Лешек Колаковский (1927-2009) философ, историк философии, занимающийся также философией культуры и религии и историей идеи. Профессор Варшавского университета, уволенный в 1968 г. и принужденный к эмиграции. Преподавал в McGill University в Монреале, в University of California в Беркли, в Йельском университете в Нью-Хевен, в Чикагском университете. С 1970 года живет и работает в Оксфорде. Является членом нескольких европейских и американских академий и лауреатом многочисленных премий (Friedenpreis des Deutschen Buchhandels, Praemium Erasmianum, Jefferson Award, премии Польского ПЕН-клуба, Prix Tocqueville). В книгу вошли его работы литературного характера: цикл эссе на библейские темы "Семнадцать "или"", эссе "О справедливости", "О терпимости" и др.
В книге рассказывается история главного героя, который сталкивается с различными проблемами и препятствиями на протяжении всего своего путешествия. По пути он встречает множество второстепенных персонажей, которые играют важные роли в истории. Благодаря опыту главного героя книга исследует такие темы, как любовь, потеря, надежда и стойкость. По мере того, как главный герой преодолевает свои трудности, он усваивает ценные уроки жизни и растет как личность.
«Что такое событие?» — этот вопрос не так прост, каким кажется.

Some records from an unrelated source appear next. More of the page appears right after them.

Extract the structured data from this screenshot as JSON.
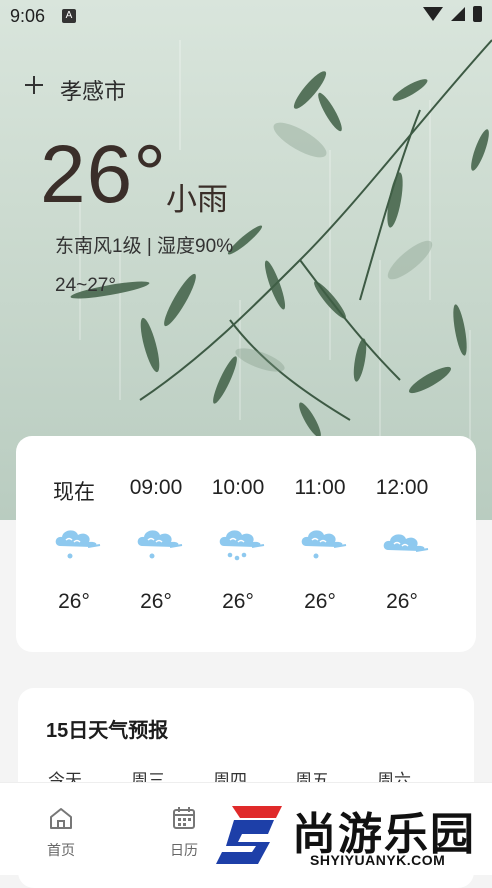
{
  "status_bar": {
    "time": "9:06",
    "notification_icon": "A"
  },
  "header": {
    "add_icon": "plus-icon",
    "city": "孝感市"
  },
  "current": {
    "temperature": "26°",
    "condition": "小雨",
    "details": "东南风1级 | 湿度90%",
    "range": "24~27°"
  },
  "hourly": [
    {
      "time": "现在",
      "icon": "cloud-rain-icon",
      "temp": "26°"
    },
    {
      "time": "09:00",
      "icon": "cloud-rain-icon",
      "temp": "26°"
    },
    {
      "time": "10:00",
      "icon": "cloud-rain-heavy-icon",
      "temp": "26°"
    },
    {
      "time": "11:00",
      "icon": "cloud-rain-icon",
      "temp": "26°"
    },
    {
      "time": "12:00",
      "icon": "cloud-icon",
      "temp": "26°"
    }
  ],
  "forecast": {
    "title": "15日天气预报",
    "days": [
      "今天",
      "周三",
      "周四",
      "周五",
      "周六"
    ]
  },
  "nav": [
    {
      "label": "首页",
      "icon": "home-icon"
    },
    {
      "label": "日历",
      "icon": "calendar-icon"
    }
  ],
  "watermark": {
    "cn": "尚游乐园",
    "en": "SHYIYUANYK.COM"
  },
  "colors": {
    "hero_bg": "#cbdacf",
    "icon_blue": "#8ec9ef",
    "watermark_blue": "#1d3fa8",
    "watermark_red": "#e02a2a"
  }
}
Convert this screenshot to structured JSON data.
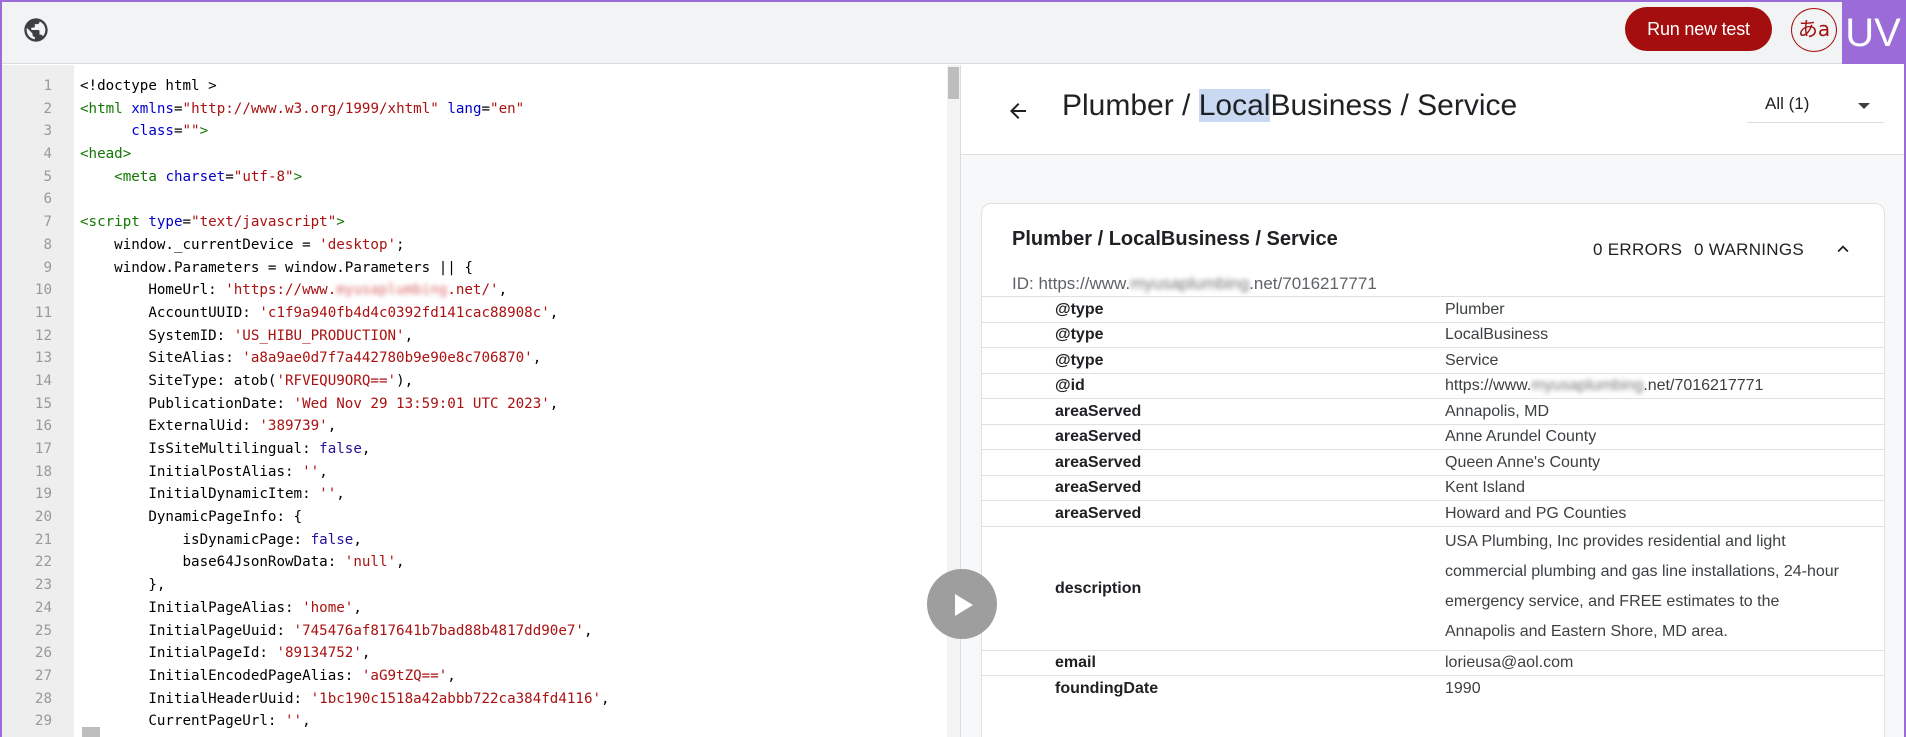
{
  "topbar": {
    "run_label": "Run new test",
    "lang_label": "あa",
    "logo_text": "UV"
  },
  "code": {
    "lines": [
      {
        "n": "1",
        "html": "&lt;!doctype html &gt;"
      },
      {
        "n": "2",
        "html": "<span class='tag'>&lt;html</span> <span class='attr'>xmlns</span>=<span class='str'>\"http://www.w3.org/1999/xhtml\"</span> <span class='attr'>lang</span>=<span class='str'>\"en\"</span>"
      },
      {
        "n": "3",
        "html": "      <span class='attr'>class</span>=<span class='str'>\"\"</span><span class='tag'>&gt;</span>"
      },
      {
        "n": "4",
        "html": "<span class='tag'>&lt;head&gt;</span>"
      },
      {
        "n": "5",
        "html": "    <span class='tag'>&lt;meta</span> <span class='attr'>charset</span>=<span class='str'>\"utf-8\"</span><span class='tag'>&gt;</span>"
      },
      {
        "n": "6",
        "html": ""
      },
      {
        "n": "7",
        "html": "<span class='tag'>&lt;script</span> <span class='attr'>type</span>=<span class='str'>\"text/javascript\"</span><span class='tag'>&gt;</span>"
      },
      {
        "n": "8",
        "html": "    window._currentDevice = <span class='str'>'desktop'</span>;"
      },
      {
        "n": "9",
        "html": "    window.Parameters = window.Parameters || {"
      },
      {
        "n": "10",
        "html": "        HomeUrl: <span class='str'>'https://www.<span class='blur'>myusaplumbing</span>.net/'</span>,"
      },
      {
        "n": "11",
        "html": "        AccountUUID: <span class='str'>'c1f9a940fb4d4c0392fd141cac88908c'</span>,"
      },
      {
        "n": "12",
        "html": "        SystemID: <span class='str'>'US_HIBU_PRODUCTION'</span>,"
      },
      {
        "n": "13",
        "html": "        SiteAlias: <span class='str'>'a8a9ae0d7f7a442780b9e90e8c706870'</span>,"
      },
      {
        "n": "14",
        "html": "        SiteType: atob(<span class='str'>'RFVEQU9ORQ=='</span>),"
      },
      {
        "n": "15",
        "html": "        PublicationDate: <span class='str'>'Wed Nov 29 13:59:01 UTC 2023'</span>,"
      },
      {
        "n": "16",
        "html": "        ExternalUid: <span class='str'>'389739'</span>,"
      },
      {
        "n": "17",
        "html": "        IsSiteMultilingual: <span class='kw'>false</span>,"
      },
      {
        "n": "18",
        "html": "        InitialPostAlias: <span class='str'>''</span>,"
      },
      {
        "n": "19",
        "html": "        InitialDynamicItem: <span class='str'>''</span>,"
      },
      {
        "n": "20",
        "html": "        DynamicPageInfo: {"
      },
      {
        "n": "21",
        "html": "            isDynamicPage: <span class='kw'>false</span>,"
      },
      {
        "n": "22",
        "html": "            base64JsonRowData: <span class='str'>'null'</span>,"
      },
      {
        "n": "23",
        "html": "        },"
      },
      {
        "n": "24",
        "html": "        InitialPageAlias: <span class='str'>'home'</span>,"
      },
      {
        "n": "25",
        "html": "        InitialPageUuid: <span class='str'>'745476af817641b7bad88b4817dd90e7'</span>,"
      },
      {
        "n": "26",
        "html": "        InitialPageId: <span class='str'>'89134752'</span>,"
      },
      {
        "n": "27",
        "html": "        InitialEncodedPageAlias: <span class='str'>'aG9tZQ=='</span>,"
      },
      {
        "n": "28",
        "html": "        InitialHeaderUuid: <span class='str'>'1bc190c1518a42abbb722ca384fd4116'</span>,"
      },
      {
        "n": "29",
        "html": "        CurrentPageUrl: <span class='str'>''</span>,"
      }
    ]
  },
  "results": {
    "title_before": "Plumber / ",
    "title_highlight": "Local",
    "title_after": "Business / Service",
    "filter_label": "All (1)",
    "card": {
      "title": "Plumber / LocalBusiness / Service",
      "errors": "0 ERRORS",
      "warnings": "0 WARNINGS",
      "id_prefix": "ID: https://www.",
      "id_blurred": "myusaplumbing",
      "id_suffix": ".net/7016217771"
    },
    "properties": [
      {
        "key": "@type",
        "value": "Plumber"
      },
      {
        "key": "@type",
        "value": "LocalBusiness"
      },
      {
        "key": "@type",
        "value": "Service"
      },
      {
        "key": "@id",
        "value_prefix": "https://www.",
        "value_blurred": "myusaplumbing",
        "value_suffix": ".net/7016217771"
      },
      {
        "key": "areaServed",
        "value": "Annapolis, MD"
      },
      {
        "key": "areaServed",
        "value": "Anne Arundel County"
      },
      {
        "key": "areaServed",
        "value": "Queen Anne's County"
      },
      {
        "key": "areaServed",
        "value": "Kent Island"
      },
      {
        "key": "areaServed",
        "value": "Howard and PG Counties"
      },
      {
        "key": "description",
        "value": "USA Plumbing, Inc provides residential and light commercial plumbing and gas line installations, 24-hour emergency service, and FREE estimates to the Annapolis and Eastern Shore, MD area."
      },
      {
        "key": "email",
        "value": "lorieusa@aol.com"
      },
      {
        "key": "foundingDate",
        "value": "1990"
      }
    ]
  },
  "colors": {
    "accent": "#a50e0e",
    "logo_bg": "#9b6bd8",
    "highlight": "#c9d9f2"
  }
}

Событие есть то, что «случается», что нельзя спланировать, предсказать, заранее оценить; то, что не укладывается в голову, застает врасплох, сколько ни готовься к нему. Событие является своего рода революцией, разрывающей историю, будь то история страны, история частной жизни или же история смысла. Событие не есть «что-то» определенное, оно не укладывается в категории времени, места, возможности, и тем важнее понять, что же это такое. Тема «события» становится одной из центральных тем в континентальной философии XX–XXI века, века, столь богатого событиями. Книга «Авантюра времени» одного из ведущих современных французских философов-феноменологов Клода Романо — своеобразное введение в его философию, которую сам автор называет «феноменологией события».